The majority of acute tears in younger patients will require surgery, however only about 6% of patients over the age of 40 require an operation. Acute tears accompanied with joint locking usually warrant a surgical referral. Those who require surgery later in life there is a high probability that they will develop degenerative issues.
The main goals for a rehabilitation program for a meniscus injury includes reducing pain and inflammation while trying to restore range of motion, strength, and function.
When the injury is in the initial stages management can include rest, ice, compression, and elevation (RICE). Ice will help with any inflammation and swelling. Also NSAIDs may be appropriate only in the beginning.

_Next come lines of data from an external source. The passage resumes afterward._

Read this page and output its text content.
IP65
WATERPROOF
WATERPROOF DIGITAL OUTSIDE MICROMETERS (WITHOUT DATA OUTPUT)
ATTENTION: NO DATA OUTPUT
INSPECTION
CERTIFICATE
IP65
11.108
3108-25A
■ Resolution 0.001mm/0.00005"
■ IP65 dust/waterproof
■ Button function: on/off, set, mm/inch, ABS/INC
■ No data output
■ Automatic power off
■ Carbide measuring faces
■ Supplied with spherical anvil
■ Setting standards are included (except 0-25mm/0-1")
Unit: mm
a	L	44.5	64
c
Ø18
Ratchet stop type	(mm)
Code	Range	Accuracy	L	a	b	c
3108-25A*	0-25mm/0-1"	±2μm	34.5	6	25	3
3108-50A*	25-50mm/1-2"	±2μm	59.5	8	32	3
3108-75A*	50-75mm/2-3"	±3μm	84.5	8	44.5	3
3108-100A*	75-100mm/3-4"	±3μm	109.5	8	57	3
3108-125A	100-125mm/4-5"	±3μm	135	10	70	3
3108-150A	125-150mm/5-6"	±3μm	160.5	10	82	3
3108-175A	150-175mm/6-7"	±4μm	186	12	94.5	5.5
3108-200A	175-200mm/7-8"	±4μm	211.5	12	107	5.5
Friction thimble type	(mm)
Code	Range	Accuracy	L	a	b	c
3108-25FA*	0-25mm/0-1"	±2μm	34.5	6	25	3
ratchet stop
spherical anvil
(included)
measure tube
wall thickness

Activity modifications are essential to prevent further damage. Patients should avoid twisting of the knee of any kind, be careful with knee flexion, and temporarily discontinue high activity sports. In some instances, a brace may be necessary to limit range of motion.
Stretching and myofascial release techniques: Stretching and myofascial release techniques may be necessary for the hamstrings, quadriceps, gastrocnemius calf muscle, soleus, adductors, and popliteus.
IASTM: IASTM (instrument assisted soft tissue mobilization) of the knee capsule and the muscle that attach to the knee can provide some benefit.
Chiropractic Manipulation: Manipulation of the ankle joint, fibular head, hip, sacroiliac joints, and the spine may be necessary for any joint restrictions. Biomechanical defects in the hip and knee should be addressed as well. Arch supports or orthotics may be necessary if a patient has overpronation in their feet.
Exercises: As swelling and inflammation goes down, stationary biking, walking in water, and isometric strength training should be incorporated. Later, dynamic exercises including single leg calf raises, knee flexion, knee extension, and lunges should be added to the exercise routine. Gluteal weakness and patellofemoral tracking (kneecap not moving the way it should) should also be considered.